Remember when you could buy a pint of beer for a quid, or a house for £20,000? But then wages were lower back then, and it was all pounds, shillings and pence, so how can you compare? Well, you could take a look at The Year You Were Born, an online tool from interior-design company Hillary, which shows you living costs for any year from the last century, helpfully adjusted for inflation.

Its figures include the cost of a car and fuel; the average house price and mortgage rate; and the average salary and cost of a weekly shop. Flick the ‘Compare to today’ switch to see if a specific outgoing is cheaper or dearer today, along with other interesting information such as the highest-grossing film, the English football champions and notable news events.

Rediscover the music of your youth

spotify

If, like us, you find today’s pop music a bland, uninspired, auto-tuned, nerve-shredding racket, you’ll love Spotify’s new Your Time Capsule feature.

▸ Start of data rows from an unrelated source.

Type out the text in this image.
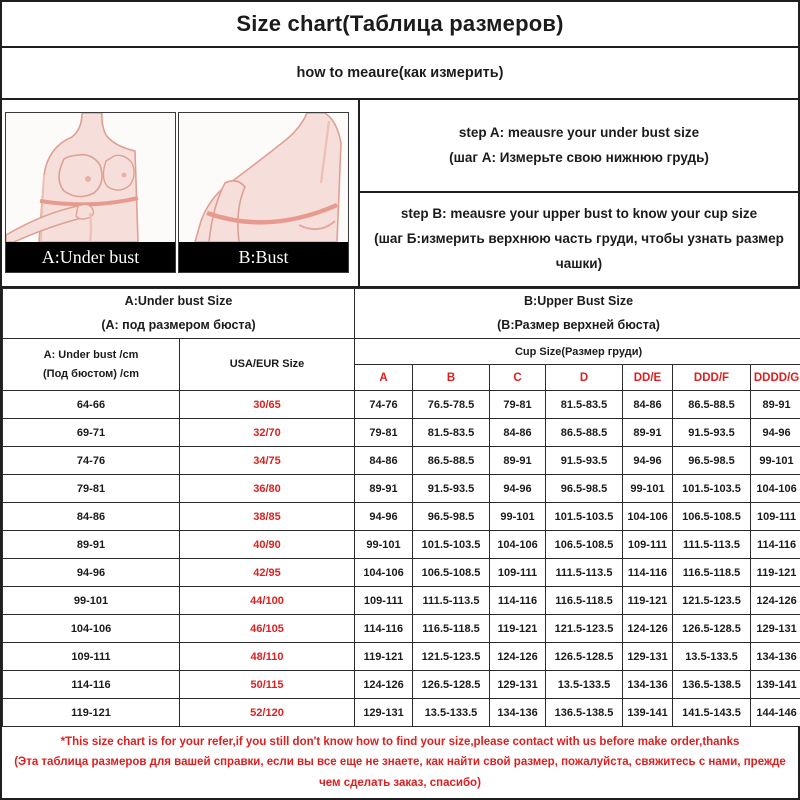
Size chart(Таблица размеров)
how to meaure(как измерить)
A:Under bust	B:Bust
step A: meausre your under bust size
(шаг А: Измерьте свою нижнюю грудь)
step B: meausre your upper bust to know your cup size
(шаг Б:измерить верхнюю часть груди, чтобы узнать размер чашки)
A:Under bust Size
(А: под размером бюста)		B:Upper Bust Size
(B:Размер верхней бюста)						

A: Under bust /cm
(Под бюстом) /cm	USA/EUR Size	Cup Size(Размер груди)						
		A	B	C	D	DD/E	DDD/F	DDDD/G
64-66	30/65	74-76	76.5-78.5	79-81	81.5-83.5	84-86	86.5-88.5	89-91
69-71	32/70	79-81	81.5-83.5	84-86	86.5-88.5	89-91	91.5-93.5	94-96
74-76	34/75	84-86	86.5-88.5	89-91	91.5-93.5	94-96	96.5-98.5	99-101
79-81	36/80	89-91	91.5-93.5	94-96	96.5-98.5	99-101	101.5-103.5	104-106
84-86	38/85	94-96	96.5-98.5	99-101	101.5-103.5	104-106	106.5-108.5	109-111
89-91	40/90	99-101	101.5-103.5	104-106	106.5-108.5	109-111	111.5-113.5	114-116
94-96	42/95	104-106	106.5-108.5	109-111	111.5-113.5	114-116	116.5-118.5	119-121
99-101	44/100	109-111	111.5-113.5	114-116	116.5-118.5	119-121	121.5-123.5	124-126
104-106	46/105	114-116	116.5-118.5	119-121	121.5-123.5	124-126	126.5-128.5	129-131
109-111	48/110	119-121	121.5-123.5	124-126	126.5-128.5	129-131	13.5-133.5	134-136
114-116	50/115	124-126	126.5-128.5	129-131	13.5-133.5	134-136	136.5-138.5	139-141
119-121	52/120	129-131	13.5-133.5	134-136	136.5-138.5	139-141	141.5-143.5	144-146
*This size chart is for your refer,if you still don't know how to find your size,please contact with us before make order,thanks
(Эта таблица размеров для вашей справки, если вы все еще не знаете, как найти свой размер, пожалуйста, свяжитесь с нами, прежде чем сделать заказ, спасибо)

As we explained in last issue’s What’s New Online, this generates a personalised playlist from songs in your library that it deduces you would have been listening to when you were a teenager.

Spotify’s selection comprises at least 30 tracks and lasts for around two hours, and we found its choices to be mostly bang-on and delightfully nostalgic. As for how the streaming service knows your age, this may have slipped your mind but when you first started listening to Spotify, you will have either provided your date of birth or signed up through Facebook and granted it access to your profile.

Your Time Capsule can be found in the Made For You section of the Spotify app, in the Web Player and by searching the service for your time capsule.

Play number-one songs from any year

number

Lots of websites tell you what song was number one on the day you were born – ‘If’ by Telly Savalas, since you’re asking – but Birthday Jams goes a little further. It lets you search for any date from 1953 to 2010, to see what was topping the hit parade on that day in both the UK and US (and the American alternative and dance charts). What’s more, it displays a YouTube video for the song, for your instant audio gratification (or mortification, as the case may be), and lets you share it on social media.

View historic photos of your community

history

It’s always fascinating to look at old black-and-white and sepia photos of your area, if only to marvel at the lack of traffic or to try to spot someone not wearing a hat. Historypin brings together historic images and personal stories from communities around the world, but particularly in the UK (where the site originates). Search for a town, city or county to see where relevant archive content has been pinned on the map, either in the form of individual photos and videos or collections of local material. Ingeniously, pictures are superimposed on Street View imagery of the exact locations they were taken.

If you’d rather look down on the past from above, the brilliant Britain From Above has more than 96,000 aerial photos and videos of England, Scotland and Wales, from the years 1919 to 1953.

Turn off Facebook’s On This Day feature

on_this_day

Although it goes against the spirit of this feature, we’re not fans of Facebook’s On This Day notifications, which tell you when you have “memories” to share of a post you made or were tagged in on this day in the past. Sometimes such memories can be notable but more often they document unremarkable events such as eating chips or watching a film with someone you no longer like. 

To control your On This Day notifications, go to facebook.com/onthisday, select Preferences and specify if there are certain people and date ranges you don’t want to be reminded of. To banish the memories altogether, choose Notifications and select None. Alternatively, choose Highlights to only see memories involving your top friends.